Poseł Kołakowski chce większych ograniczeń w handlu alkoholami
Poseł Lech Kołakowski z Łomży jako jedyny z regionu podpisał się pod poselskim projektem zmiany ustawy regulującej zasady sprzedaży alkoholi. Zgodnie z propozycjami posłów PiS spożywanie alkoholu w miejscach publicznych byłoby zabronione za wyjątkiem miejsc do tego przeznaczonych, a rady gmin mogły zakazać sprzedaży alkoholu nocą - od 22 do 6, rozdzielać koncesje na handel nim na poszczególne regiony oraz ograniczać także liczbę punktów sprzedaży piw.

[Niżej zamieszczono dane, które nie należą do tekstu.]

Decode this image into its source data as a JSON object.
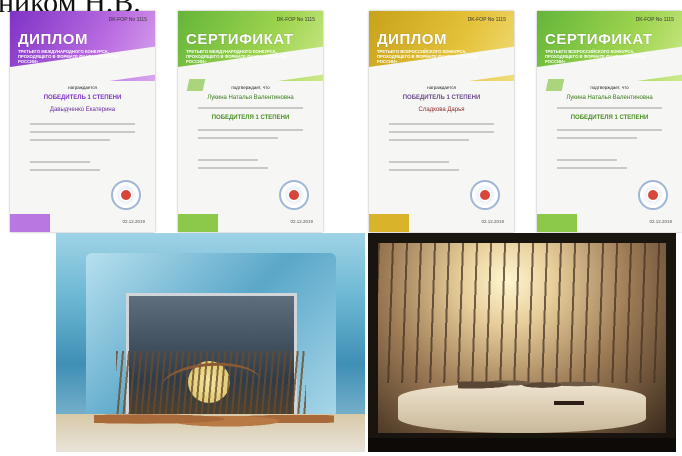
{
  "caption": {
    "visible_text": "ником Н.В."
  },
  "certificates": [
    {
      "title": "ДИПЛОМ",
      "subtitle": "Третьего Международного конкурса, проходящего в формате Фанта «Таланты России»",
      "number": "DK-FOP No 1115",
      "award_intro": "награждается",
      "winner": "ПОБЕДИТЕЛЬ 1 СТЕПЕНИ",
      "person": "Давыдченко Екатерина",
      "date": "02.12.2019",
      "accent": "#7e33c5"
    },
    {
      "title": "СЕРТИФИКАТ",
      "subtitle": "Третьего Международного конкурса, проходящего в формате Фанта «Таланты России»",
      "number": "DK-FOP No 1115",
      "award_intro": "подтверждает, что",
      "winner": "ПОБЕДИТЕЛЯ 1 СТЕПЕНИ",
      "person": "Лукина Наталья Валентиновна",
      "date": "02.12.2019",
      "accent": "#64b53a"
    },
    {
      "title": "ДИПЛОМ",
      "subtitle": "Третьего Всероссийского конкурса, проходящего в формате Фанта «Таланты России»",
      "number": "DK-FOP No 1115",
      "award_intro": "награждается",
      "winner": "ПОБЕДИТЕЛЬ 1 СТЕПЕНИ",
      "person": "Сладкова Дарья",
      "date": "02.12.2019",
      "accent": "#c7a21a"
    },
    {
      "title": "СЕРТИФИКАТ",
      "subtitle": "Третьего Всероссийского конкурса, проходящего в формате Фанта «Таланты России»",
      "number": "DK-FOP No 1115",
      "award_intro": "подтверждает, что",
      "winner": "ПОБЕДИТЕЛЯ 1 СТЕПЕНИ",
      "person": "Лукина Наталья Валентиновна",
      "date": "02.12.2019",
      "accent": "#64b53a"
    }
  ],
  "photos": [
    {
      "name": "theatre-model-winter-blue"
    },
    {
      "name": "theatre-model-forest-dark"
    }
  ]
}
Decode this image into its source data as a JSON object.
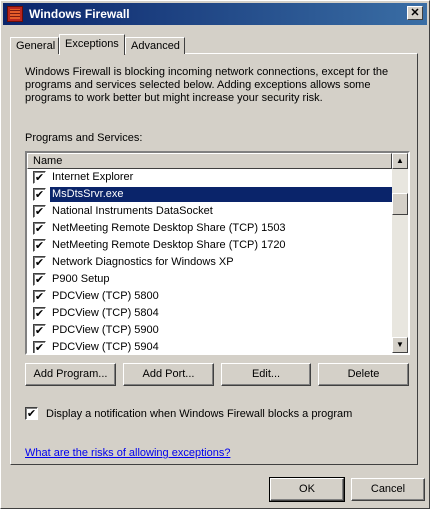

- Projekt (...) ma na celu zmianę przepisów nasuwających wątpliwości interpretacyjne oraz uregulowanie na poziomie ustawowym zagadnień, które umożliwią gminom sprawniejsze realizowanie celów ustawy o wychowaniu w trzeźwości i przeciwdziałaniu alkoholizmowi, tj. ograniczania dostępności napojów alkoholowych. Bowiem, im łatwiejszy dostęp do alkoholu, tym wzrasta ogólne spożycie w populacji, co w efekcie przekłada się na zwiększone problemy alkoholowe - uzasadniają autorzy projektu.
Podpisało się pod nim około 30 posłów z PiS w tym poseł Lech Kołakowski z Łomży jako jedyny parlamentarzysta z regionu.
Wśród proponowanych zmian w prawie jest wprowadzenie zakazu „spożywania napojów alkoholowych w miejscu publicznym, za wyjątkiem miejsc do tego przeznaczonych”.
- Zgodnie z orzecznictwem działanie „w miejscu publicznym” musi być podjęte w przestrzeni dostępnej dla ogółu, do której nieograniczony dostęp ma bliżej nieokreślona liczba ludzi, chociażby w chwili zachowania sprawcy nikt poza nim samym tam się nie znajdował. Przykładowo, miejscem publicznym są: ulica, plac, park, sklep czy obiekt użyteczności publicznej (dworzec, urząd) - czytamy w uzasadnieniu projektu ustawy.
Posłowie PiS chcą, aby nowe prawo weszło w życie już 1 stycznia 2018 r.